The Syrian refugee crisis has metastasized to a crisis for more than just the refugees. With at least one of the terrorists responsible for the slaughter of innocents in Paris having gained European entry from among the cohort of evacuees fleeing the Levant, the fear that the refugee crisis could prove a Trojan Horse has been confirmed. Old arguments about closing national borders have been renewed in both Europe and the United States. Some want the refugee flow halted altogether: as of late Monday, 27 U.S. governors have refused to resettle into their states any of the 10,000 Syrian refugees Obama expects to bring in this year. Others have pointed to the clear religious profile of the terrorists and have thereby suggested bringing in non-Muslim refugees only.

Against all this, Obama has been firm. He stated at the G20 summit:

When I hear folks say that, well, maybe we should just admit the Christians but not the Muslims; when I hear political leaders suggesting that there would be a religious test for which a person who’s fleeing from a war-torn country is admitted, when some of those folks themselves come from families who benefited from protection when they were fleeing political persecution—that’s shameful. That’s not American. That’s not who we are. We don’t have religious tests to our compassion.

Said this way, Obama is of course largely correct—compassion, particularly as informed by Christian love, is not limited to kith and kin. The problem is that it ought not be said this way. We must not think we are being forced to choose between compassion for our assailed foreign neighbors and security for our compatriot neighbors next door.

There is always a tension between a good government’s acceptance of its primary duty to protect its own people and its recognition of some measure of responsibility for the welfare of folks from other lands—even if at a modest risk to its own security and material prosperity. Indeed, were we certain that these Syrian refugees had no place else on earth to go then it would be incumbent upon us to accept some risk to help them. But this doesn’t seem to be the case.

The refugees coming to America are already in camps in countries outside Syria. To say these are not ideal locations for the flourishing of its inhabitants is surely a gross understatement. But neither are they quite the worn-torn chaos the inhabitants have successfully fled. Moreover, America can help provide resources to make them more secure.

The suspicion that these locations are passably sufficient is bolstered by the fact that large numbers of the refugees attempting to gain entry to Europe are young—that is fighting age—males traveling alone.

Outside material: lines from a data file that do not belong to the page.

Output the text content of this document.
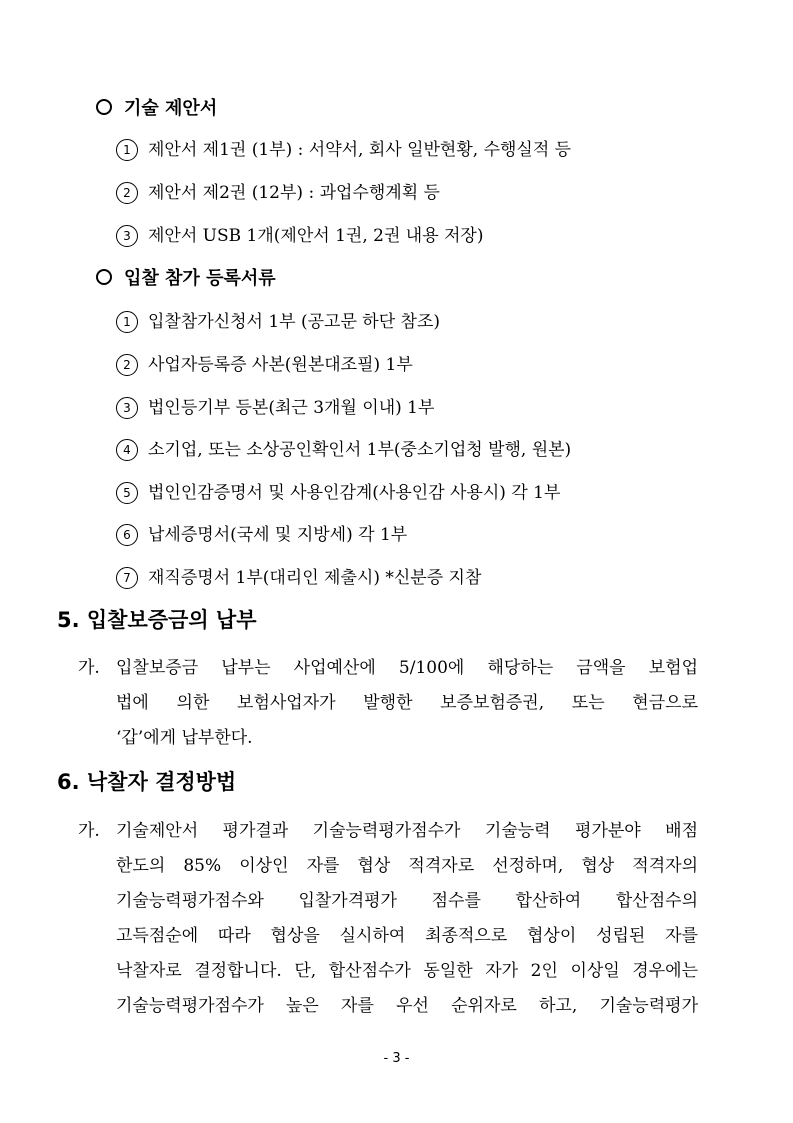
기술 제안서
1 제안서 제1권 (1부) : 서약서, 회사 일반현황, 수행실적 등
2 제안서 제2권 (12부) : 과업수행계획 등
3 제안서 USB 1개(제안서 1권, 2권 내용 저장)
입찰 참가 등록서류
1 입찰참가신청서 1부 (공고문 하단 참조)
2 사업자등록증 사본(원본대조필) 1부
3 법인등기부 등본(최근 3개월 이내) 1부
4 소기업, 또는 소상공인확인서 1부(중소기업청 발행, 원본)
5 법인인감증명서 및 사용인감계(사용인감 사용시) 각 1부
6 납세증명서(국세 및 지방세) 각 1부
7 재직증명서 1부(대리인 제출시) *신분증 지참
5. 입찰보증금의 납부
가. 입찰보증금 납부는 사업예산에 5/100에 해당하는 금액을 보험업
법에 의한 보험사업자가 발행한 보증보험증권, 또는 현금으로
‘갑’에게 납부한다.
6. 낙찰자 결정방법
가. 기술제안서 평가결과 기술능력평가점수가 기술능력 평가분야 배점
한도의 85% 이상인 자를 협상 적격자로 선정하며, 협상 적격자의
기술능력평가점수와 입찰가격평가 점수를 합산하여 합산점수의
고득점순에 따라 협상을 실시하여 최종적으로 협상이 성립된 자를
낙찰자로 결정합니다. 단, 합산점수가 동일한 자가 2인 이상일 경우에는
기술능력평가점수가 높은 자를 우선 순위자로 하고, 기술능력평가
- 3 -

While this fact alone should give us additional pause, we also recognize this to be a typical stratagem for immigrants. One doesn’t first send women to go abroad, find a home and work, and then act as an anchor to bring the rest of the family over. One sends durable young men. But this suggests a comparative luxury more expected of economic migrants than refugees fleeing chaos and death.

Additionally, refugee camps ought not to be seen always as a precursor to relocation abroad. They ought to be seen as a temporary measure to keep folks safe before they can return home. Most Americans have no problem with people wanting to migrate for a better life. But a better life can sometimes be found once conditions in one’s homeland move closer to justice, order, and peace.

Those fighting-age males seeking a better life can be redirected to help the process. A large US conventional force might not be the best strategy for the destruction of ISIS. Leaner numbers of Special Operations forces, backed by massive airpower, joining up with and supporting local partners—as the US did in Afghanistan with the Northern Alliance—is one alternative. In the Levant, such a partnership will have to be forged. In addition to the Kurds, the Sunni population, which makes up much of the refugee pool, is a particularly viable prospect. A part of the reason the Sunni are fleeing Syria is they are being made to choose between living under the tyranny of ISIS or the tyranny of Iran. Training them up, supporting them, and leading them into the fight provides them a third option.

The idea, then, that unless we bring the refugees to America they will have no place else to go is false. There are other, more prudent means, especially given the potential risks of beasts following refugees into America.

On the other hand, the one population group for whom the camps do seem to be a danger are Christians. While fleeing their specific targeting by ISIS, Christians are actively avoiding the UN camps out of fear of political and sectarian retribution. Even in Germany, separate camps needed to be created along religious lines due to violence directed against Christians. When a particular group is singled out even within the refugee population, it hardly seems “un-American” to give preference to that population when filling your refugee quota—especially when the risks posed by Christian refugees are, frankly, less than that of Muslim ones.

So, Obama’s comments notwithstanding, we are not faced with a choice between compassion and security. We can care for both our foreign-neighbor and the one next door. So, compassion, yes; but it must not run roughshod over prudence.

Marc LiVeche is the managing editor of Providence: A Journal of Christianity & American Foreign Policy.